Sunday, August 15, 2010

Homily for the week of August 15, 2010

Solemnity of the Assumption of the Blessed Virgin Mary , 2010
Revelation 11:19a; 12:1-6a, 10ab
Psalm 45:10, 11, 12, 16
1 Corinthians 15:20-27
Luke 1:39-56

Nearly everyone except the very young have had an experience of death. And for the very young the death of a pet is often their first reality of the fact that all things die. Belief in some kind of afterlife or rebirth has been a central aspect of most religions. What happens to us after we die? People in every age wonder whether this present life is all there is. Some bury food and favorite items with their deceased, believing that they will need such things in the afterlife. Some hold that people are reincarnated in another life on earth. Catholics place their hope in resurrected life, with Christ having already preceded us, then raising all who belong to him, as Paul assures the Corinthians in the second reading.

In subsequent verses of this same chapter, Paul speculates on what kind of body we will have at the resurrection. For Paul and other Jews of his day, there could be no existence without a body. Paul speaks of us having transformed, glorious, spiritual and imperishable bodies, bearing the image of the One who has preceded us in resurrected life.

Today we take one of those rare time outs to focus our Mass and our faith on Mary the Mother of Jesus, the woman who said to the angel of the Lord: LET IT BE TO ME ACCORDING TO YOUR WORD. Many of us may also use this as an opportunity ot get acquainted with Mary a little more. We know very little the Mother of Jesus from the Scriptures. She is mentioned in only about 10 places. She was a quiet and hidden woman. Yet to know and love Mary leads us to know and to love her son Jesus better.

Her Mother was Anne, her father was Joachim. She was born and lived in Nazareth. There is a tradition that says she the house in which she was born was also the house where the angel Gabriel asked her to be the Mother of Jesus. Elizabeth was probably her cousin, because the bible mentions that when the angel Gabriel spoke to Mary, he referred to “Elizabeth, your relative.” Early Catholic church tradition mentions that wrote that Sobe, the mother of Elizabeth, and Anne, the mother of Mary, were sisters.

What we do know from the Gospel of Luke is that Elizabeth was married to a priest named Zechariah, and that she was of the tribe of Aaron. Luke tells us that they were Zechariah and Elizabeth were “advanced in years” and that Elizabeth was “barren” as she had borne no children. While Zechariah was serving in the sanctuary keeping the incense burning, Gabriel appeared to him “at the altar of incense” to announce that Elizabeth would finally bear a son and that Zechariah was to name him “John.” This is John the Baptist, the cousin of Jesus.
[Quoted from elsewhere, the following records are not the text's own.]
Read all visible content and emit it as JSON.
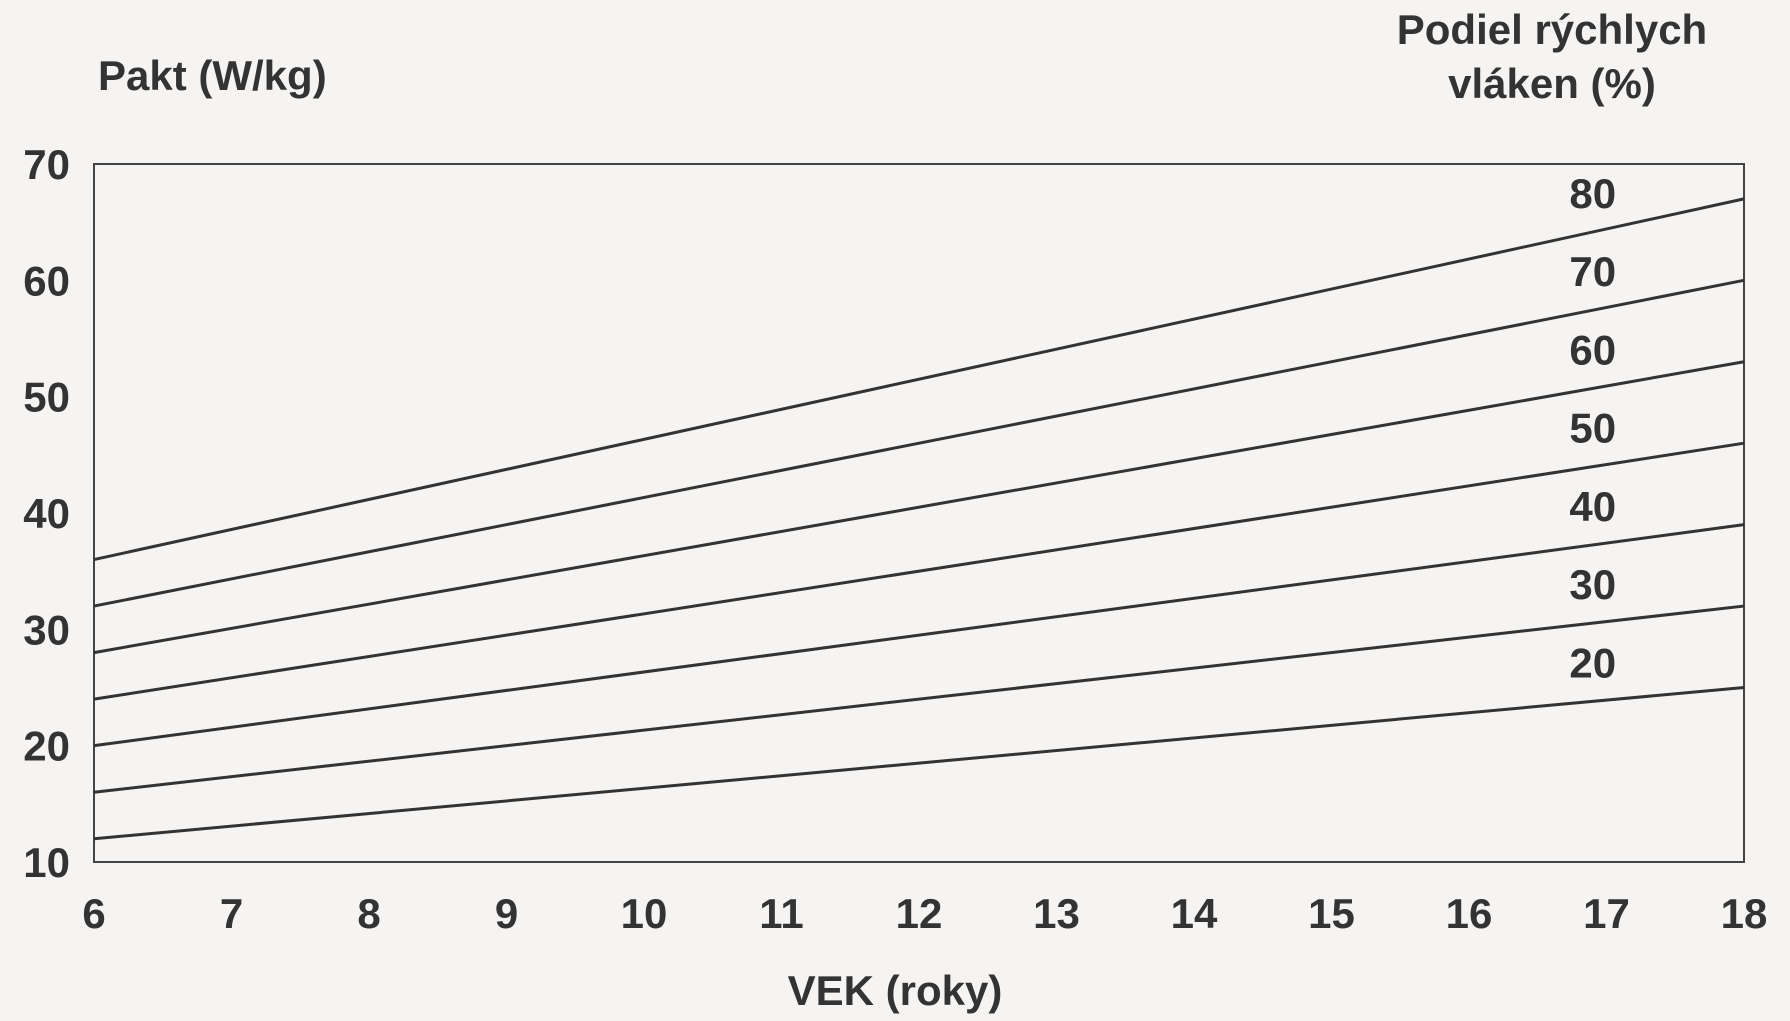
{
  "chart_data": {
    "type": "line",
    "ylabel": "Pakt (W/kg)",
    "xlabel": "VEK (roky)",
    "legend_title_lines": [
      "Podiel rýchlych",
      "vláken (%)"
    ],
    "xlim": [
      6,
      18
    ],
    "ylim": [
      10,
      70
    ],
    "x_ticks": [
      6,
      7,
      8,
      9,
      10,
      11,
      12,
      13,
      14,
      15,
      16,
      17,
      18
    ],
    "y_ticks": [
      10,
      20,
      30,
      40,
      50,
      60,
      70
    ],
    "grid": true,
    "grid_style": "dashed",
    "series_labels_position": "right-end",
    "series": [
      {
        "name": "80",
        "x": [
          6,
          18
        ],
        "values": [
          36,
          67
        ]
      },
      {
        "name": "70",
        "x": [
          6,
          18
        ],
        "values": [
          32,
          60
        ]
      },
      {
        "name": "60",
        "x": [
          6,
          18
        ],
        "values": [
          28,
          53
        ]
      },
      {
        "name": "50",
        "x": [
          6,
          18
        ],
        "values": [
          24,
          46
        ]
      },
      {
        "name": "40",
        "x": [
          6,
          18
        ],
        "values": [
          20,
          39
        ]
      },
      {
        "name": "30",
        "x": [
          6,
          18
        ],
        "values": [
          16,
          32
        ]
      },
      {
        "name": "20",
        "x": [
          6,
          18
        ],
        "values": [
          12,
          25
        ]
      }
    ],
    "colors": {
      "line": "#333333",
      "grid": "#555555",
      "background": "#f5f4f2"
    }
  }
}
Luke tells us that after Zechariah had finished serving in the temple, he and Elizabeth returned home where Elizabeth conceived and went into seclusion for five months. Luke quotes her: “This is what the Lord has done for me when He looked favorably on me and took away the disgrace I have endured among my people.” Six months later, Gabriel visited Mary and announced God’s request of her. As Mary’s pregnancy was just beginning, she went to Elizabeth to assist in the final weeks of Elizabeth’s pregnancy. Mary probably stayed for the birth, helping to care for Elizabeth and Zechariah and their new-born son John.

It is our faith that Mary was conceived without the influence of original sin. With this freedom Mary was able to choose to live completely as God created us to live, that is, she lived a life of love. Yet, Mary was free to choose otherwise, as were Adam and Eve. Fortunately, unlike Adam and Eve, Mary chose God over all her personal wants or desires. This sense of humble love for God is given voice in Mary’s beautiful Magnificat which we hear today from Luke’s Gospel: “My soul proclaims the greatness of the Lord.”

Our belief is that Mary, uncorrupted in life, remained uncorrupted in death. As a consequence of her holy life of humble service, she was “assumed,” that is, taken bodily into heaven. Although several legends exist, we have no details about Mary’s death, but the belief of the early Christians is that she was taken up into heaven. Through the grace of baptism, we have the hope of heaven, and we believe that our bodies will be raised at the end of time.

With Mary, we are called to be disciples and witnesses of the Christ story before us: As Mary welcomes the Christ child into her life despite its many traumatic complications, we are called to welcome the Christ into our homes and communities; as she journeys with her son to Jerusalem, we are called to journey with him and take up our crosses; as she cradles the broken body of her son on Good Friday, we are called to hold and support and heal one another; as she realizes the promise of her son’s resurrection at the end of her days, we are called to live in the joyful hope that death is not the end, but there is life in a place called heaven after death.